As illustrated in FIG. 3, the edges 25c and 25d are formed on a curved shape protruding toward the proximal end side of the first member 21. Thereby, a first protruding portion 27 protruding toward the inside of the side hole 23 is formed at a portion adjacent to the first blade surface 25a and the second blade surface 25b. That is, the first blade surface 25a and the second blade surface 25b are positioned on both sides of the first protruding portion 27, and the edges 25c and 25d of the first blade surface 25a and the second blade surface 25b are continuous to a tip 27a of the first protruding portion 27.

As illustrated in FIG. 4, while the first end surface 24a, the first edge surface 26a, and the first blade surface 25a which are positioned on the same side with respect to the axis X1 have different angles from each other with respect to the axis X1, they have a common parallel axis X2 extending in a direction perpendicular to the axis X1. Therefore, the three flat surfaces of the first end surface 24a, the first edge surface 26a, and the first blade surface 25a can be formed by a single cutting process by moving a laser, a cutter, or the like extending parallel to the parallel axis X2 without changing the extending direction to cut a part off the outer circumferential surface of the first member 21.

Similarly, the second end surface 24b, the second edge surface 26b, and the second blade surface 25b positioned on the other side with respect to the axis X1 also have a common parallel axis X3 extending in a direction perpendicular to the axis X1 as illustrated in FIG. 5. Therefore, it is possible to form the side hole 23 having the six surfaces and the first protruding portion 27 in the first member 21 through only two processes by forming the first end surface 24a, the first edge surface 26a, and the first blade surface 25a using a laser, a cutter, or the like extending parallel to the parallel axis X2 and forming the second end surface 24b, second edge surface 26b, and the second blade surface 25b using a laser, a cutter, or the like extending parallel to the parallel axis X3. In this manner, while the first member 21 has six surfaces that appear to be a complex shape on the peripheral edge of the side hole 23, it is actually configured to have extremely excellent processability.

FIG. 6 is a view of the first member 21 viewed from the side opposite to the opening of the side hole 23. A groove 28 with which the second member 36 is engaged is formed in the region on the proximal end side with respect to the side hole 23.

Also, as illustrated in FIGS. 3 and 6, the aforementioned piercing portion 22 has three inclined surfaces 22a, 22b, and 22c which are inclined with respect to the axis X1. Ridgelines 22d, 22e, and 22f positioned between adjacent inclined surfaces are positioned at different phases from the first protruding portion 27 in a direction around the axis X1.

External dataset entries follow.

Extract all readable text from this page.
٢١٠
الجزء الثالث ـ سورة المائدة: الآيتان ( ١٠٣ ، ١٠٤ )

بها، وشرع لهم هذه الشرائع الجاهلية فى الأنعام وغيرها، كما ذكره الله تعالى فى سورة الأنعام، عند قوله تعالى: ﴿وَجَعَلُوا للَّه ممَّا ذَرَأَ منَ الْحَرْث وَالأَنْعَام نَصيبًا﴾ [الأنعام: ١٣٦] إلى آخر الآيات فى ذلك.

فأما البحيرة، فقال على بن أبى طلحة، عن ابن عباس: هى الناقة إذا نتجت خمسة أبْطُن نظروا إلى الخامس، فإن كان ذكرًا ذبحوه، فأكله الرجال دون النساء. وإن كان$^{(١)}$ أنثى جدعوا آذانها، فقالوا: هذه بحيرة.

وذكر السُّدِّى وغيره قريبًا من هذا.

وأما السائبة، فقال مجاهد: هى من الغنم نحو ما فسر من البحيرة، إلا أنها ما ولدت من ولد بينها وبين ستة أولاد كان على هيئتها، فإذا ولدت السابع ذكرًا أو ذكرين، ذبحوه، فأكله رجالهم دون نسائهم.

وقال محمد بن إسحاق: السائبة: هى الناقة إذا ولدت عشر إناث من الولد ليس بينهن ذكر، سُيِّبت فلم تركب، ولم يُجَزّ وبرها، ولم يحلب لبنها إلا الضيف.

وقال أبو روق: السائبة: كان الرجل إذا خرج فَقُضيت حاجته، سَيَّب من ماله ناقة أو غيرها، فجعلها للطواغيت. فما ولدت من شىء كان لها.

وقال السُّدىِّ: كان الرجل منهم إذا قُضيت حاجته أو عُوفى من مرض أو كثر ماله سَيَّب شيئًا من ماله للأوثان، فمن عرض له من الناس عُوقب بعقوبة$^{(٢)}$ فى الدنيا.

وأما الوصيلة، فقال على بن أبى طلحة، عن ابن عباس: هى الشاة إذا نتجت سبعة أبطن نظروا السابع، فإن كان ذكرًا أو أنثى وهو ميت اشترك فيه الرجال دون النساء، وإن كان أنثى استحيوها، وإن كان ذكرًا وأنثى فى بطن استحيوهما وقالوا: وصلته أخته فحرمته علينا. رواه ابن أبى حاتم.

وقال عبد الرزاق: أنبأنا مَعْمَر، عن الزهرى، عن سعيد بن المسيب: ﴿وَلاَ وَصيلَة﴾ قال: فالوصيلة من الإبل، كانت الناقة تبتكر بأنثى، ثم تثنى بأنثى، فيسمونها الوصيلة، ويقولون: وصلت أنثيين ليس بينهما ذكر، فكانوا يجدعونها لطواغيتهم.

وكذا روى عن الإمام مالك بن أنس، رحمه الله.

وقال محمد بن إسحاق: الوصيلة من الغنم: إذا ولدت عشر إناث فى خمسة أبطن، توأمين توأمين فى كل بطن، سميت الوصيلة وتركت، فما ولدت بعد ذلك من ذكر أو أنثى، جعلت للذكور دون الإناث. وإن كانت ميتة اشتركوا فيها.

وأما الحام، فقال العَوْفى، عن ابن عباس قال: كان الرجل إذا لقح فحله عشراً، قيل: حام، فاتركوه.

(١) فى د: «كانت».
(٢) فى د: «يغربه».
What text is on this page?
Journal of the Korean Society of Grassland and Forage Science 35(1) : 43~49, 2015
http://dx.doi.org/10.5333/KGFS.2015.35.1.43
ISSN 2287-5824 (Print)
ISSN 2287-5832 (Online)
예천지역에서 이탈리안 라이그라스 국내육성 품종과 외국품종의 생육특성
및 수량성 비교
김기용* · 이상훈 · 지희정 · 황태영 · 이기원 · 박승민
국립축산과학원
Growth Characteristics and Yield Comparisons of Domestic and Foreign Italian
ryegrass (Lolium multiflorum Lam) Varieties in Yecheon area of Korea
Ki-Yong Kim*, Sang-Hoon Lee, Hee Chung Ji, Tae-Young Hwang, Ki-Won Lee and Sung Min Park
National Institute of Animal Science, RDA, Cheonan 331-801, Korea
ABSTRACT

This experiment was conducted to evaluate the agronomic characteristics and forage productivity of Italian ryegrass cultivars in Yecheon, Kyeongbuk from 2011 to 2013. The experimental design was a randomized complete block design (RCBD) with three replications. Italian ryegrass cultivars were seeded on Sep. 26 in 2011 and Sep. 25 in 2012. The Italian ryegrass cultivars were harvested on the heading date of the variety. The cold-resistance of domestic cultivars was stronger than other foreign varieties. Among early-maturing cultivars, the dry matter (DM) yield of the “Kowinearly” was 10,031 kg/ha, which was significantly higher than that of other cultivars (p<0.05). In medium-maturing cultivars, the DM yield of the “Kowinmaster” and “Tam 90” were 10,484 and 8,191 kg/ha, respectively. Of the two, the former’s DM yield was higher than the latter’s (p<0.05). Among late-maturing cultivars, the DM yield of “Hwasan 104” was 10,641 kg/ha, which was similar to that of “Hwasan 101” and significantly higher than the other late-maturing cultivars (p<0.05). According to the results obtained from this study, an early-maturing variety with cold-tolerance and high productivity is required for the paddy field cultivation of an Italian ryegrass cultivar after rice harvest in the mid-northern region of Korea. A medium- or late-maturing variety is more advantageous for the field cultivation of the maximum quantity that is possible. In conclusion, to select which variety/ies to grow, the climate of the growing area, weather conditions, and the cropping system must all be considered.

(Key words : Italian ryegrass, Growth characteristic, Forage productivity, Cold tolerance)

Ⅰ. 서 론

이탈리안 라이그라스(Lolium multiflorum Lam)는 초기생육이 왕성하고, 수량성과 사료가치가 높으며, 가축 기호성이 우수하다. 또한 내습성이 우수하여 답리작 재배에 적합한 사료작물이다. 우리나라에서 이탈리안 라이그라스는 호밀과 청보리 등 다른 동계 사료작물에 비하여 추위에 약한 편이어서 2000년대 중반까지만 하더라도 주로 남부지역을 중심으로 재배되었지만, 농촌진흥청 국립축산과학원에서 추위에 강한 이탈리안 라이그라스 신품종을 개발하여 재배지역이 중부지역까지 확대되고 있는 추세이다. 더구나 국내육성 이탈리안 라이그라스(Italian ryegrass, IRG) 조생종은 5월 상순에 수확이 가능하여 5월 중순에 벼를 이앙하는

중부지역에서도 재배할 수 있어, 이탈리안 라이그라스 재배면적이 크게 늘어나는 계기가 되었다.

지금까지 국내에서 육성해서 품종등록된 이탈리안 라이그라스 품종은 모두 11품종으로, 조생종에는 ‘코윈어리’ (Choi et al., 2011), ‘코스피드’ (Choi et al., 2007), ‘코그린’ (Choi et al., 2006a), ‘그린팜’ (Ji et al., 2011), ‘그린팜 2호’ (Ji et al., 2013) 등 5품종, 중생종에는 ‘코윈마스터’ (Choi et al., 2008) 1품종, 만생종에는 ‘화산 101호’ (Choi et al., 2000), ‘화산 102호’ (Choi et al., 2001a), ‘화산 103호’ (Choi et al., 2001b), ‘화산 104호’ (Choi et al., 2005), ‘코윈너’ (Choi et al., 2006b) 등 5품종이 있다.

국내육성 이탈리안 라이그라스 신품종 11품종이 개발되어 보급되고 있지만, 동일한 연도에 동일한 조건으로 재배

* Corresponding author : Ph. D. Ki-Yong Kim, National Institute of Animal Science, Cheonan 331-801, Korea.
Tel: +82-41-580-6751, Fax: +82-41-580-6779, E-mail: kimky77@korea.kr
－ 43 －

FIG. 7 is a view illustrating the second member 36. The second member 36 is formed by hollowing out a part of a substantially columnar member, and as illustrated in FIG. 2, the hollowed-out portion is an accommodating portion 37 for accommodating tissue. The second member 36 has a second protruding portion 38 protruding toward the proximal end side with respect to the tip of the accommodating portion 37. In the second member 36, the dimension of the region on the distal side with respect to the accommodating portion 37 of substantially a columnar shape in a direction of an axis X4 is longer than the maximum dimension of the side hole 23 in a direction of the axis X1.

As illustrated in FIG. 2, a protrusion 39 is formed on the outer circumferential surface of the second member 36. The second member 36 is inserted into the first member 21 from the distal side so that the protrusion 39 enters the groove 28. Since the protrusion 39 and the groove 28 are engaged with each other, the second member 36 is disposed to be movable relative to the first member 21 in the direction of the axis X1 without rotating around the axis X1. In a state in which the second member 36 is inserted into the first member 21, the second protruding portion 38 protrudes in a direction opposite to the first protruding portion 27.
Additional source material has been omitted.